Saturday, October 31, 2009

More on DPS modeling

More thoughts on this topic:

1. DPS is a high-order Markov process: It's high order for a few events, like when to use cool-downs (and in some cases it can be a forward-looking process, where you make a decision based on a cooldown [heroism/bloodlust] that will be used in the future). But, for the vast majority of events, it should still be well described by a first order Markov process. That's important for computability. We can, for the sake of completeness, model these separately. We'll compute most variables on a first-order Markov process, and then inject these more sporadic, high order processes into the system propagation. Presumably the number of events which affect these high-order events is low, meaning one doesn't really consider what one is going to cast after using a cool-down, they just want to ensure that all cooldowns are used in the most stacked manner possible. After the cooldown is used, decisions are once again made on a first-order Markov basis.

2. Related Event Modeling: In some cases, two events are going to be obviously related. The existence of immolate on the boss and the event of casting immolate are going to be very anti-correlated. I think it might be advantageous, then to create two separate "adiabatic" basis vectors describing these: "cast immolate, immolate not present on target" and "cast immolate, immolate present on target", rather than having two ambiguously coupled states, where for example the lack of immolate could affect decisions for spells other than immolate. This, of course, would be an approximation -- there are a few edge cases where one might incinerate without immolate being on the boss, if the boss is going to die very soon, but I think this a corner that could safely be cut.

3. Convergence test for Significant Events? One idea I'm toying around with is to collect statistics based on significant events for a variable amount of time dependent on the convergence of the first order Markov transition matrix. For example, you go into the combat log and pull out the event: "Immolate falls off target". Then you collect the sequence of spells cast after that event until some core block of the transition matrix converges (that core belonging to events which cast the primary spells of the rotation). Failure to converge within some time window would mean that there was a significant, rotation altering event that occurred in the interim.


More thoughts later...

Friday, October 23, 2009

Idea for accurate DPS modelling

Fair warning: this is a topic which few outside the WoW community would appreciate. It's applying geek math to a geek hobby -- it's geek squared.

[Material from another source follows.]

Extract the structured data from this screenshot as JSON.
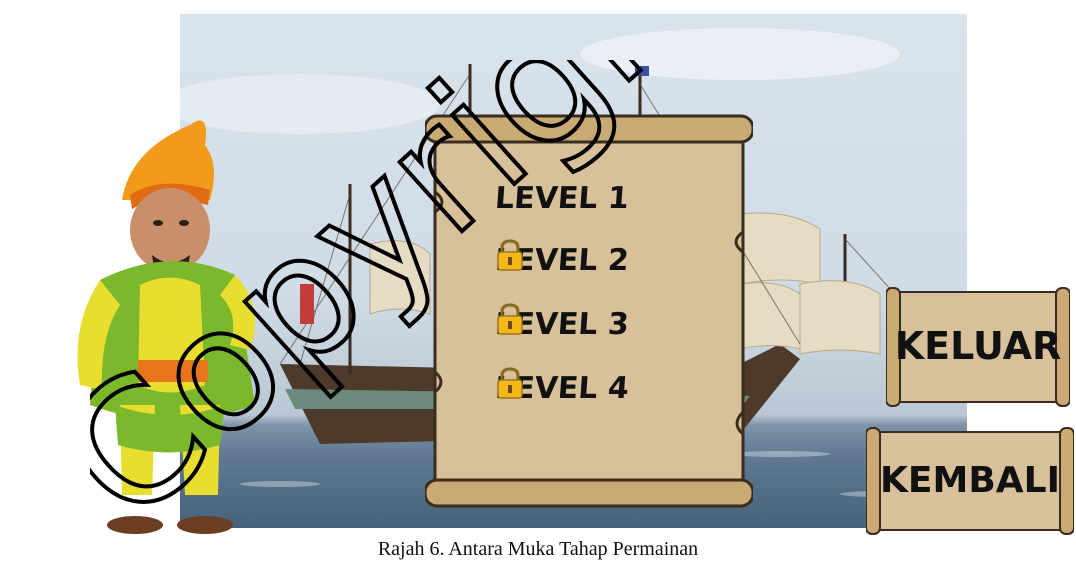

Anyways, the concept, which I'm still formulating is as follows:

1. Create an orthogonal basis set for the class in question, defined by the spells used by that class most often in a rotation. Use this to form a square transition matrix, under the Markov approximation that the transitions between basis elements is only dependent on the previous state (the spell cast before last).
2. Determine a set of relevant events which might affect this transition matrix. For our WoW example, I think monitoring debuffs/buffs on the character, character created debuffs on the boss, and boss abilities would be a good starting point. You'd want to filter these to a minimum. We'll call these "perturbative event vectors".
3. Compute the transition matrix using standard HMM modelling techniques, over a duration whose end points are defined by the events are given in #2. This might require the creation of composite event vectors which enumerate simultaneous input possibilities. The concept of a time boundary I think needs to be a little squishy in that regard (so you account for reaction time. Simultaneous = within some reaction time interval).
4. This should result in a piece-wise Markov process.
5. Take these piece-wise chunks of the transition matrix, with their associated perturbative event vector, and create some sort of comparative method to compare them with similar events (and the events that created them). Taken over a large number of similar events, you could then cluster the transition matrices (with their associated perturbative event vectors), and come with a set of average transition responses to events.
6. You can then use these data, and create entirely new novel event sequences. Modelling, for example a certain number of resists, boss ability use frequency, etc, to generate DPS figures for a number of different behavioral profiles. Ellucidating these profiles would help identify proper response behavior, and thus one could use this to improve DPS.